Впрочем, тридцать лет назад здесь не было ни шахт, ни завода, ни гудков, ни турбинной, ни этих рабочих, гудящих шмелем тяжелой индустрии. А шумел вокруг зеленый лес, шелестели одинокие ржи и пели тихие под небом наши русские песни — тихие под небом наши русские пахари.
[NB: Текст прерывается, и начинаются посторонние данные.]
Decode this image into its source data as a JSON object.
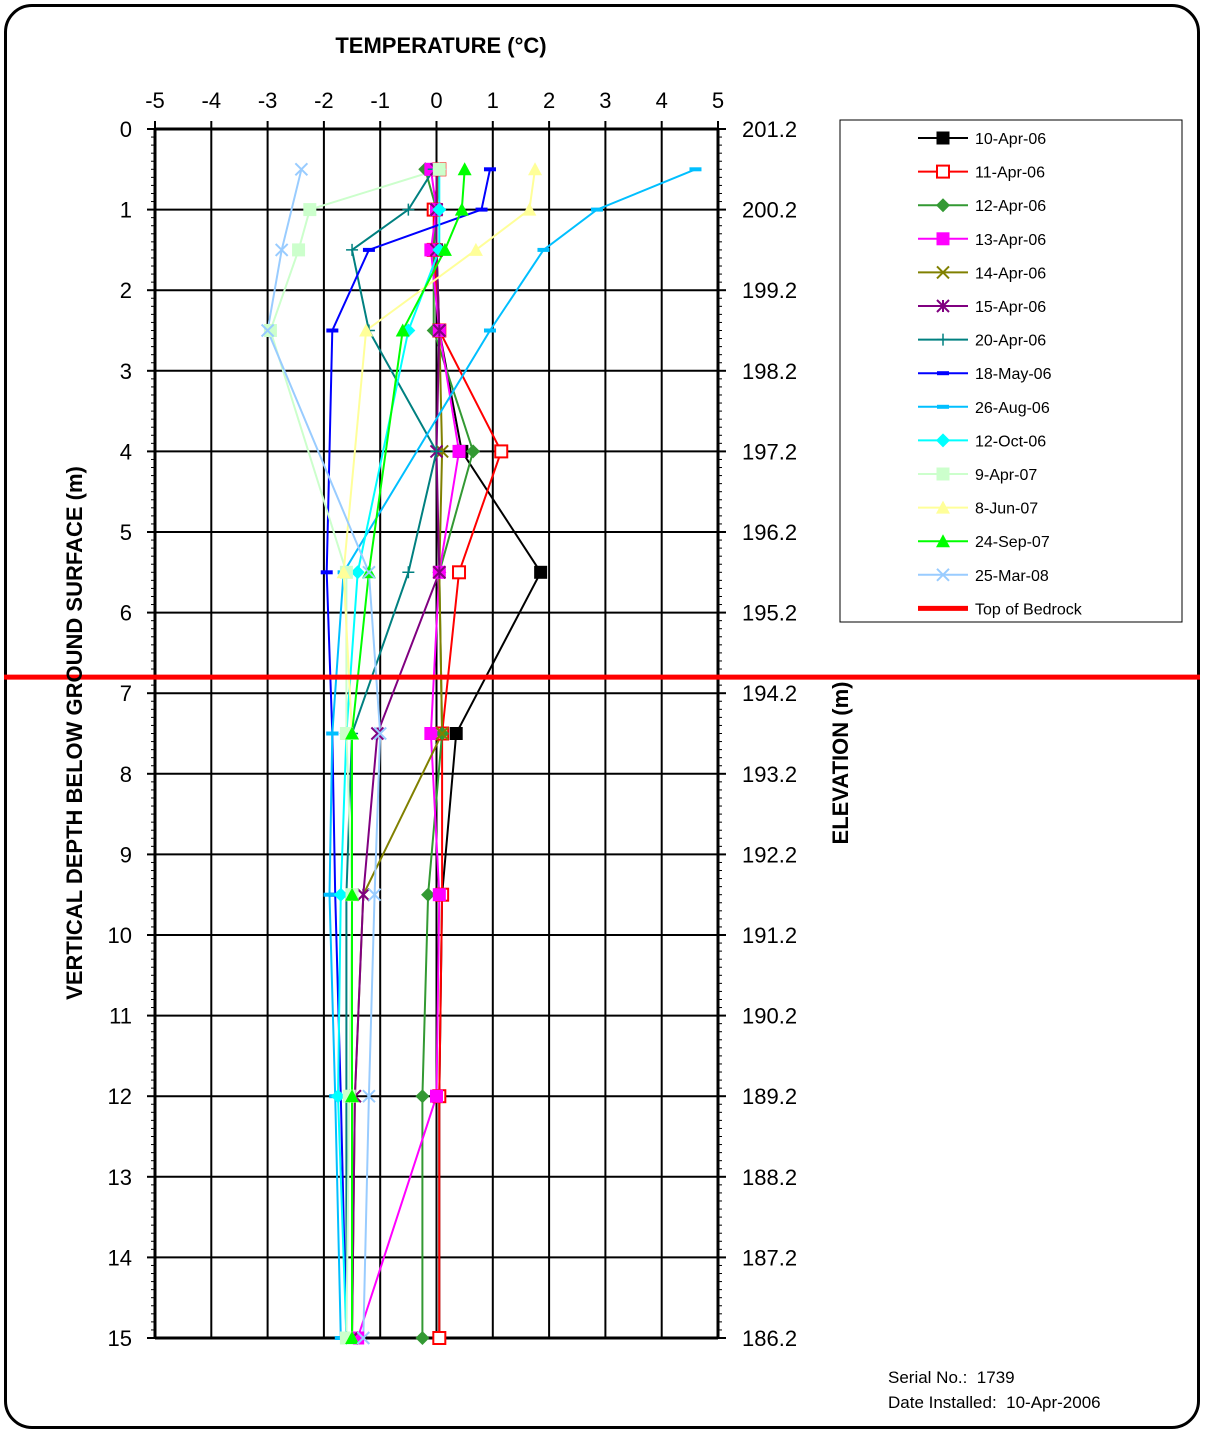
{
  "chart_data": {
    "type": "line",
    "x_axis_title": "TEMPERATURE (°C)",
    "y_axis_title": "VERTICAL DEPTH BELOW GROUND SURFACE (m)",
    "y2_axis_title": "ELEVATION (m)",
    "xlim": [
      -5,
      5
    ],
    "ylim": [
      0,
      15
    ],
    "y_inverted": true,
    "x_axis_position": "top",
    "x_ticks": [
      "-5",
      "-4",
      "-3",
      "-2",
      "-1",
      "0",
      "1",
      "2",
      "3",
      "4",
      "5"
    ],
    "y_ticks": [
      "0",
      "1",
      "2",
      "3",
      "4",
      "5",
      "6",
      "7",
      "8",
      "9",
      "10",
      "11",
      "12",
      "13",
      "14",
      "15"
    ],
    "y2_ticks": [
      "201.2",
      "200.2",
      "199.2",
      "198.2",
      "197.2",
      "196.2",
      "195.2",
      "194.2",
      "193.2",
      "192.2",
      "191.2",
      "190.2",
      "189.2",
      "188.2",
      "187.2",
      "186.2"
    ],
    "grid": true,
    "legend_position": "right",
    "bedrock": {
      "name": "Top of Bedrock",
      "depth": 6.8,
      "color": "#ff0000"
    },
    "series": [
      {
        "name": "10-Apr-06",
        "color": "#000000",
        "marker": "square-filled",
        "points": [
          [
            0.05,
            0.5
          ],
          [
            0.0,
            1.0
          ],
          [
            0.0,
            1.5
          ],
          [
            0.05,
            2.5
          ],
          [
            0.45,
            4.0
          ],
          [
            1.85,
            5.5
          ],
          [
            0.35,
            7.5
          ],
          [
            0.1,
            9.5
          ],
          [
            0.05,
            12.0
          ],
          [
            0.05,
            15.0
          ]
        ]
      },
      {
        "name": "11-Apr-06",
        "color": "#ff0000",
        "marker": "square-open",
        "points": [
          [
            0.05,
            0.5
          ],
          [
            -0.05,
            1.0
          ],
          [
            -0.05,
            1.5
          ],
          [
            0.05,
            2.5
          ],
          [
            1.15,
            4.0
          ],
          [
            0.4,
            5.5
          ],
          [
            0.1,
            7.5
          ],
          [
            0.1,
            9.5
          ],
          [
            0.05,
            12.0
          ],
          [
            0.05,
            15.0
          ]
        ]
      },
      {
        "name": "12-Apr-06",
        "color": "#339933",
        "marker": "diamond",
        "points": [
          [
            -0.2,
            0.5
          ],
          [
            0.0,
            1.0
          ],
          [
            -0.05,
            1.5
          ],
          [
            -0.05,
            2.5
          ],
          [
            0.65,
            4.0
          ],
          [
            0.05,
            5.5
          ],
          [
            0.1,
            7.5
          ],
          [
            -0.15,
            9.5
          ],
          [
            -0.25,
            12.0
          ],
          [
            -0.25,
            15.0
          ]
        ]
      },
      {
        "name": "13-Apr-06",
        "color": "#ff00ff",
        "marker": "square-filled",
        "points": [
          [
            -0.1,
            0.5
          ],
          [
            0.0,
            1.0
          ],
          [
            -0.1,
            1.5
          ],
          [
            0.05,
            2.5
          ],
          [
            0.4,
            4.0
          ],
          [
            0.05,
            5.5
          ],
          [
            -0.1,
            7.5
          ],
          [
            0.05,
            9.5
          ],
          [
            0.0,
            12.0
          ],
          [
            -1.4,
            15.0
          ]
        ]
      },
      {
        "name": "14-Apr-06",
        "color": "#808000",
        "marker": "x",
        "points": [
          [
            0.05,
            0.5
          ],
          [
            0.0,
            1.0
          ],
          [
            0.0,
            1.5
          ],
          [
            0.05,
            2.5
          ],
          [
            0.1,
            4.0
          ],
          [
            0.05,
            5.5
          ],
          [
            0.1,
            7.5
          ],
          [
            -1.3,
            9.5
          ],
          [
            -1.45,
            12.0
          ],
          [
            -1.5,
            15.0
          ]
        ]
      },
      {
        "name": "15-Apr-06",
        "color": "#800080",
        "marker": "star",
        "points": [
          [
            0.0,
            0.5
          ],
          [
            0.0,
            1.0
          ],
          [
            0.0,
            1.5
          ],
          [
            0.05,
            2.5
          ],
          [
            0.0,
            4.0
          ],
          [
            0.05,
            5.5
          ],
          [
            -1.05,
            7.5
          ],
          [
            -1.3,
            9.5
          ],
          [
            -1.45,
            12.0
          ],
          [
            -1.5,
            15.0
          ]
        ]
      },
      {
        "name": "20-Apr-06",
        "color": "#008080",
        "marker": "plus",
        "points": [
          [
            -0.05,
            0.5
          ],
          [
            -0.5,
            1.0
          ],
          [
            -1.5,
            1.5
          ],
          [
            -1.2,
            2.5
          ],
          [
            0.0,
            4.0
          ],
          [
            -0.5,
            5.5
          ],
          [
            -1.5,
            7.5
          ],
          [
            -1.6,
            9.5
          ],
          [
            -1.6,
            12.0
          ],
          [
            -1.6,
            15.0
          ]
        ]
      },
      {
        "name": "18-May-06",
        "color": "#0000ff",
        "marker": "dash",
        "points": [
          [
            0.95,
            0.5
          ],
          [
            0.8,
            1.0
          ],
          [
            -1.2,
            1.5
          ],
          [
            -1.85,
            2.5
          ],
          [
            -1.95,
            5.5
          ],
          [
            -1.85,
            7.5
          ],
          [
            -1.8,
            9.5
          ],
          [
            -1.7,
            12.0
          ],
          [
            -1.6,
            15.0
          ]
        ]
      },
      {
        "name": "26-Aug-06",
        "color": "#00bfff",
        "marker": "dash",
        "points": [
          [
            4.6,
            0.5
          ],
          [
            2.85,
            1.0
          ],
          [
            1.9,
            1.5
          ],
          [
            0.95,
            2.5
          ],
          [
            -1.65,
            5.5
          ],
          [
            -1.85,
            7.5
          ],
          [
            -1.9,
            9.5
          ],
          [
            -1.8,
            12.0
          ],
          [
            -1.7,
            15.0
          ]
        ]
      },
      {
        "name": "12-Oct-06",
        "color": "#00ffff",
        "marker": "diamond",
        "points": [
          [
            0.05,
            0.5
          ],
          [
            0.05,
            1.0
          ],
          [
            0.05,
            1.5
          ],
          [
            -0.5,
            2.5
          ],
          [
            -1.4,
            5.5
          ],
          [
            -1.6,
            7.5
          ],
          [
            -1.7,
            9.5
          ],
          [
            -1.75,
            12.0
          ],
          [
            -1.6,
            15.0
          ]
        ]
      },
      {
        "name": "9-Apr-07",
        "color": "#ccffcc",
        "marker": "square-filled",
        "points": [
          [
            0.05,
            0.5
          ],
          [
            -2.25,
            1.0
          ],
          [
            -2.45,
            1.5
          ],
          [
            -2.95,
            2.5
          ],
          [
            -1.6,
            5.5
          ],
          [
            -1.6,
            7.5
          ],
          [
            -1.5,
            9.5
          ],
          [
            -1.55,
            12.0
          ],
          [
            -1.6,
            15.0
          ]
        ]
      },
      {
        "name": "8-Jun-07",
        "color": "#ffff99",
        "marker": "triangle",
        "points": [
          [
            1.75,
            0.5
          ],
          [
            1.65,
            1.0
          ],
          [
            0.7,
            1.5
          ],
          [
            -1.25,
            2.5
          ],
          [
            -1.65,
            5.5
          ],
          [
            -1.5,
            7.5
          ],
          [
            -1.5,
            9.5
          ],
          [
            -1.5,
            12.0
          ],
          [
            -1.5,
            15.0
          ]
        ]
      },
      {
        "name": "24-Sep-07",
        "color": "#00ff00",
        "marker": "triangle",
        "points": [
          [
            0.5,
            0.5
          ],
          [
            0.45,
            1.0
          ],
          [
            0.15,
            1.5
          ],
          [
            -0.6,
            2.5
          ],
          [
            -1.2,
            5.5
          ],
          [
            -1.5,
            7.5
          ],
          [
            -1.5,
            9.5
          ],
          [
            -1.5,
            12.0
          ],
          [
            -1.5,
            15.0
          ]
        ]
      },
      {
        "name": "25-Mar-08",
        "color": "#99ccff",
        "marker": "x",
        "points": [
          [
            -2.4,
            0.5
          ],
          [
            -2.75,
            1.5
          ],
          [
            -3.0,
            2.5
          ],
          [
            -1.2,
            5.5
          ],
          [
            -1.0,
            7.5
          ],
          [
            -1.1,
            9.5
          ],
          [
            -1.2,
            12.0
          ],
          [
            -1.3,
            15.0
          ]
        ]
      }
    ]
  },
  "footer": {
    "serial_label": "Serial No.:  1739",
    "installed_label": "Date Installed:  10-Apr-2006"
  }
}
Впрочем, — лесовик Егорка, лежа костляво на снегу, сказал:
— Як Красной Горке — миллионы девок берегу!
Этой главы название: —
ЗАБОР, ТОРЧАЩИЙ В ТОСКУ.
Глава вторая
С каждой истерикой стоянок, коими эпилепсировал поезд, передвигаясь по карте Европейской Российской Равнины от периферии к Москве, — все яснее было Тропарову, что это — только желтая карта Великой Российско-Европейской Равнины — Императорского Топографического Департамента издания 15 декабря 1825 года, ибо, как на карте, не жаль желчь желтухи и желтый порядок — желтых лиц и пожелтевших от времени бумаг. Желтое. Бледно-желтое. Зеленовато-желтое. Каждая новая — от периферии к центру — топографическая точка (с нелепыми названиями русских наших станций), связанная на карте черточкой, обозначающей железно-дорожную сеть, — каждая новая говорила, что и эпилепсия может упорядочиваться желтухой, станционными службами в охре, пожелтевшими в порядке Ортечека и Утечека, лицами в сплошном желтом синяке и в движениях, медленных, как бледная немочь желтухи. В международном вагоне, где ехал Тропаров, проводник международного вагона, в желтухе блузы и штанов, жужжал пульверизатором и сулемой, и поэтому на топографических точках эпилепсии сторонились канонизированные мешочники международного вагона, как — дома товарища Ордыниной, что ли! В международном же вагоне ехал из Персии с семьей и домочадцами член ЦК ИрКП (Центрального Комитета Иранской Коммунистической Партии), желтый по происхождению и со странным запахом, врезавшимся Востоком в международный вагон и сулему (ползущие по желтой карте издания 15 декабря 1825 года) — Востоком шепталы, кишмиша, лимона, трапезундского табака и детских пеленок, — и он, член ЦК ИрКП, был не по-восточному счастлив, по-восточному наивный.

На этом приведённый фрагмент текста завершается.